Photo: Activists of Vishwa Hindu Parishad (VHP) conduct Hindu rituals to ensure a win for U.S. presidential candidate Donald Trump in Allahabad, India, on May 18, 2016. RITESH SHUKLA / NURPHOTO VIA GETTY IMAGES


At 1:30 am on the bitterly cold night of January 22, around 50 people gathered at New York City’s Times Square. The crowd had assembled to watch a live telecast of the consecration of the Ram Mandir, a temple to the Hindu deity Rama in the northern Indian city of Ayodhya, led by Prime Minister Narendra Modi. Built on the ruins of a 16th-century mosque destroyed by a Hindu supremacist mob in 1992, the new state-sponsored Ram temple has become a milestone in the 100-year march to power of the Hindu supremacist movement, also known as Hindutva.

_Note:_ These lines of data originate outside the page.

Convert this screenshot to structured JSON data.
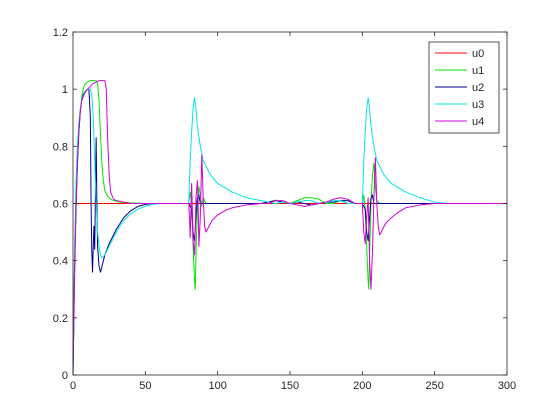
{
  "chart_data": {
    "type": "line",
    "title": "",
    "xlabel": "",
    "ylabel": "",
    "xlim": [
      0,
      300
    ],
    "ylim": [
      0,
      1.2
    ],
    "x_ticks": [
      0,
      50,
      100,
      150,
      200,
      250,
      300
    ],
    "x_tick_labels": [
      "0",
      "50",
      "100",
      "150",
      "200",
      "250",
      "300"
    ],
    "y_ticks": [
      0,
      0.2,
      0.4,
      0.6,
      0.8,
      1.0,
      1.2
    ],
    "y_tick_labels": [
      "0",
      "0.2",
      "0.4",
      "0.6",
      "0.8",
      "1",
      "1.2"
    ],
    "grid": false,
    "legend_position": "top-right",
    "series": [
      {
        "name": "u0",
        "color": "#ff0000",
        "points": [
          [
            0,
            0.6
          ],
          [
            300,
            0.6
          ]
        ]
      },
      {
        "name": "u1",
        "color": "#00e600",
        "points": [
          [
            0,
            0.0
          ],
          [
            1,
            0.3
          ],
          [
            2,
            0.55
          ],
          [
            3,
            0.72
          ],
          [
            4,
            0.84
          ],
          [
            5,
            0.92
          ],
          [
            6,
            0.97
          ],
          [
            7,
            1.0
          ],
          [
            8,
            1.015
          ],
          [
            10,
            1.025
          ],
          [
            12,
            1.03
          ],
          [
            14,
            1.03
          ],
          [
            16,
            1.03
          ],
          [
            17,
            1.02
          ],
          [
            18,
            0.96
          ],
          [
            19,
            0.84
          ],
          [
            20,
            0.74
          ],
          [
            21,
            0.68
          ],
          [
            22,
            0.645
          ],
          [
            24,
            0.625
          ],
          [
            27,
            0.612
          ],
          [
            32,
            0.605
          ],
          [
            40,
            0.602
          ],
          [
            50,
            0.6
          ],
          [
            80,
            0.6
          ],
          [
            81,
            0.64
          ],
          [
            82,
            0.6
          ],
          [
            83,
            0.45
          ],
          [
            84,
            0.33
          ],
          [
            84.5,
            0.3
          ],
          [
            85,
            0.42
          ],
          [
            86,
            0.58
          ],
          [
            87,
            0.66
          ],
          [
            88,
            0.63
          ],
          [
            89,
            0.59
          ],
          [
            90,
            0.62
          ],
          [
            92,
            0.6
          ],
          [
            95,
            0.6
          ],
          [
            130,
            0.6
          ],
          [
            135,
            0.605
          ],
          [
            140,
            0.612
          ],
          [
            145,
            0.605
          ],
          [
            150,
            0.6
          ],
          [
            155,
            0.61
          ],
          [
            160,
            0.62
          ],
          [
            165,
            0.62
          ],
          [
            170,
            0.615
          ],
          [
            175,
            0.6
          ],
          [
            180,
            0.6
          ],
          [
            185,
            0.612
          ],
          [
            190,
            0.6
          ],
          [
            195,
            0.6
          ],
          [
            200,
            0.6
          ],
          [
            201,
            0.63
          ],
          [
            202,
            0.58
          ],
          [
            203,
            0.45
          ],
          [
            204,
            0.33
          ],
          [
            204.5,
            0.3
          ],
          [
            205,
            0.42
          ],
          [
            206,
            0.6
          ],
          [
            207,
            0.7
          ],
          [
            208,
            0.74
          ],
          [
            209,
            0.66
          ],
          [
            210,
            0.61
          ],
          [
            212,
            0.6
          ],
          [
            300,
            0.6
          ]
        ]
      },
      {
        "name": "u2",
        "color": "#00008b",
        "points": [
          [
            0,
            0.0
          ],
          [
            1,
            0.35
          ],
          [
            2,
            0.58
          ],
          [
            3,
            0.74
          ],
          [
            4,
            0.85
          ],
          [
            5,
            0.92
          ],
          [
            6,
            0.96
          ],
          [
            7,
            0.98
          ],
          [
            8,
            0.99
          ],
          [
            10,
            1.0
          ],
          [
            11,
            1.0
          ],
          [
            12,
            0.9
          ],
          [
            12.5,
            0.6
          ],
          [
            13,
            0.43
          ],
          [
            13.5,
            0.36
          ],
          [
            14,
            0.45
          ],
          [
            14.5,
            0.52
          ],
          [
            15,
            0.44
          ],
          [
            16,
            0.83
          ],
          [
            16.5,
            0.6
          ],
          [
            17,
            0.45
          ],
          [
            18,
            0.38
          ],
          [
            19,
            0.36
          ],
          [
            20,
            0.38
          ],
          [
            22,
            0.42
          ],
          [
            25,
            0.46
          ],
          [
            30,
            0.51
          ],
          [
            35,
            0.55
          ],
          [
            40,
            0.575
          ],
          [
            45,
            0.59
          ],
          [
            50,
            0.597
          ],
          [
            55,
            0.6
          ],
          [
            80,
            0.6
          ],
          [
            82,
            0.58
          ],
          [
            83,
            0.5
          ],
          [
            84,
            0.47
          ],
          [
            85,
            0.55
          ],
          [
            86,
            0.62
          ],
          [
            87,
            0.63
          ],
          [
            88,
            0.6
          ],
          [
            90,
            0.6
          ],
          [
            130,
            0.6
          ],
          [
            135,
            0.605
          ],
          [
            140,
            0.61
          ],
          [
            145,
            0.605
          ],
          [
            150,
            0.6
          ],
          [
            155,
            0.605
          ],
          [
            160,
            0.6
          ],
          [
            165,
            0.595
          ],
          [
            170,
            0.6
          ],
          [
            175,
            0.605
          ],
          [
            180,
            0.605
          ],
          [
            185,
            0.61
          ],
          [
            190,
            0.61
          ],
          [
            195,
            0.6
          ],
          [
            200,
            0.6
          ],
          [
            202,
            0.58
          ],
          [
            203,
            0.5
          ],
          [
            204,
            0.47
          ],
          [
            205,
            0.55
          ],
          [
            206,
            0.62
          ],
          [
            207,
            0.63
          ],
          [
            208,
            0.6
          ],
          [
            210,
            0.6
          ],
          [
            300,
            0.6
          ]
        ]
      },
      {
        "name": "u3",
        "color": "#00e6e6",
        "points": [
          [
            0,
            0.0
          ],
          [
            1,
            0.4
          ],
          [
            2,
            0.66
          ],
          [
            3,
            0.8
          ],
          [
            4,
            0.88
          ],
          [
            5,
            0.93
          ],
          [
            6,
            0.96
          ],
          [
            8,
            0.99
          ],
          [
            10,
            1.0
          ],
          [
            12,
            1.0
          ],
          [
            13,
            0.98
          ],
          [
            14,
            0.9
          ],
          [
            15,
            0.75
          ],
          [
            16,
            0.6
          ],
          [
            17,
            0.5
          ],
          [
            18,
            0.45
          ],
          [
            19,
            0.42
          ],
          [
            20,
            0.41
          ],
          [
            22,
            0.42
          ],
          [
            25,
            0.45
          ],
          [
            30,
            0.5
          ],
          [
            35,
            0.54
          ],
          [
            40,
            0.565
          ],
          [
            45,
            0.58
          ],
          [
            50,
            0.59
          ],
          [
            55,
            0.597
          ],
          [
            60,
            0.6
          ],
          [
            80,
            0.6
          ],
          [
            81,
            0.75
          ],
          [
            82,
            0.85
          ],
          [
            83,
            0.93
          ],
          [
            84,
            0.97
          ],
          [
            85,
            0.93
          ],
          [
            86,
            0.87
          ],
          [
            88,
            0.8
          ],
          [
            90,
            0.75
          ],
          [
            95,
            0.7
          ],
          [
            100,
            0.67
          ],
          [
            110,
            0.64
          ],
          [
            120,
            0.62
          ],
          [
            130,
            0.61
          ],
          [
            135,
            0.605
          ],
          [
            140,
            0.6
          ],
          [
            145,
            0.605
          ],
          [
            150,
            0.6
          ],
          [
            155,
            0.605
          ],
          [
            160,
            0.61
          ],
          [
            165,
            0.61
          ],
          [
            170,
            0.6
          ],
          [
            175,
            0.605
          ],
          [
            180,
            0.61
          ],
          [
            185,
            0.61
          ],
          [
            190,
            0.6
          ],
          [
            195,
            0.6
          ],
          [
            200,
            0.6
          ],
          [
            201,
            0.75
          ],
          [
            202,
            0.85
          ],
          [
            203,
            0.93
          ],
          [
            204,
            0.97
          ],
          [
            205,
            0.93
          ],
          [
            206,
            0.87
          ],
          [
            208,
            0.8
          ],
          [
            210,
            0.75
          ],
          [
            215,
            0.7
          ],
          [
            220,
            0.67
          ],
          [
            230,
            0.64
          ],
          [
            240,
            0.62
          ],
          [
            250,
            0.605
          ],
          [
            260,
            0.6
          ],
          [
            300,
            0.6
          ]
        ]
      },
      {
        "name": "u4",
        "color": "#d400d4",
        "points": [
          [
            0,
            0.0
          ],
          [
            1,
            0.35
          ],
          [
            2,
            0.58
          ],
          [
            3,
            0.74
          ],
          [
            4,
            0.85
          ],
          [
            5,
            0.92
          ],
          [
            6,
            0.96
          ],
          [
            8,
            0.985
          ],
          [
            10,
            1.0
          ],
          [
            12,
            1.01
          ],
          [
            14,
            1.02
          ],
          [
            16,
            1.025
          ],
          [
            18,
            1.03
          ],
          [
            20,
            1.03
          ],
          [
            22,
            1.03
          ],
          [
            23,
            1.0
          ],
          [
            24,
            0.82
          ],
          [
            25,
            0.7
          ],
          [
            26,
            0.64
          ],
          [
            28,
            0.615
          ],
          [
            30,
            0.61
          ],
          [
            35,
            0.605
          ],
          [
            40,
            0.6
          ],
          [
            80,
            0.6
          ],
          [
            80.5,
            0.55
          ],
          [
            81,
            0.48
          ],
          [
            81.5,
            0.57
          ],
          [
            82,
            0.67
          ],
          [
            82.5,
            0.58
          ],
          [
            83,
            0.47
          ],
          [
            84,
            0.42
          ],
          [
            84.5,
            0.5
          ],
          [
            85,
            0.62
          ],
          [
            86,
            0.68
          ],
          [
            86.5,
            0.6
          ],
          [
            87,
            0.45
          ],
          [
            88,
            0.55
          ],
          [
            89,
            0.77
          ],
          [
            90,
            0.62
          ],
          [
            91,
            0.52
          ],
          [
            92,
            0.5
          ],
          [
            94,
            0.52
          ],
          [
            96,
            0.54
          ],
          [
            100,
            0.56
          ],
          [
            105,
            0.575
          ],
          [
            110,
            0.585
          ],
          [
            120,
            0.595
          ],
          [
            130,
            0.6
          ],
          [
            135,
            0.6
          ],
          [
            140,
            0.61
          ],
          [
            145,
            0.61
          ],
          [
            150,
            0.6
          ],
          [
            155,
            0.595
          ],
          [
            160,
            0.59
          ],
          [
            165,
            0.595
          ],
          [
            170,
            0.6
          ],
          [
            175,
            0.605
          ],
          [
            180,
            0.615
          ],
          [
            185,
            0.62
          ],
          [
            190,
            0.615
          ],
          [
            195,
            0.6
          ],
          [
            200,
            0.6
          ],
          [
            201,
            0.5
          ],
          [
            202,
            0.46
          ],
          [
            203,
            0.55
          ],
          [
            204,
            0.62
          ],
          [
            205,
            0.4
          ],
          [
            206,
            0.3
          ],
          [
            207,
            0.43
          ],
          [
            208,
            0.62
          ],
          [
            209,
            0.76
          ],
          [
            210,
            0.6
          ],
          [
            211,
            0.52
          ],
          [
            212,
            0.49
          ],
          [
            214,
            0.51
          ],
          [
            216,
            0.53
          ],
          [
            220,
            0.55
          ],
          [
            225,
            0.57
          ],
          [
            230,
            0.585
          ],
          [
            240,
            0.595
          ],
          [
            250,
            0.6
          ],
          [
            300,
            0.6
          ]
        ]
      }
    ]
  }
}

On this winter night, members of the Indian diaspora had congregated in one of the country’s most visible public spaces to bear witness to what they saw as a historic achievement. The crowd glanced expectantly at the towering screens, and, when energy lagged, a few among them led the group in chants of “Jai Shri Ram” (hail Lord Ram) and waved triangular, saffron-colored flags — an unmistakable symbol of the Hindu supremacist movement. (The slogan Jai Shri Ram has been appropriated as a Hindu supremacist slogan over a course of a number of violent campaigns and has become a murder cry during lynchings and assassinations.) Yet, as time dragged on, it became clear that the awaited livestream was not forthcoming.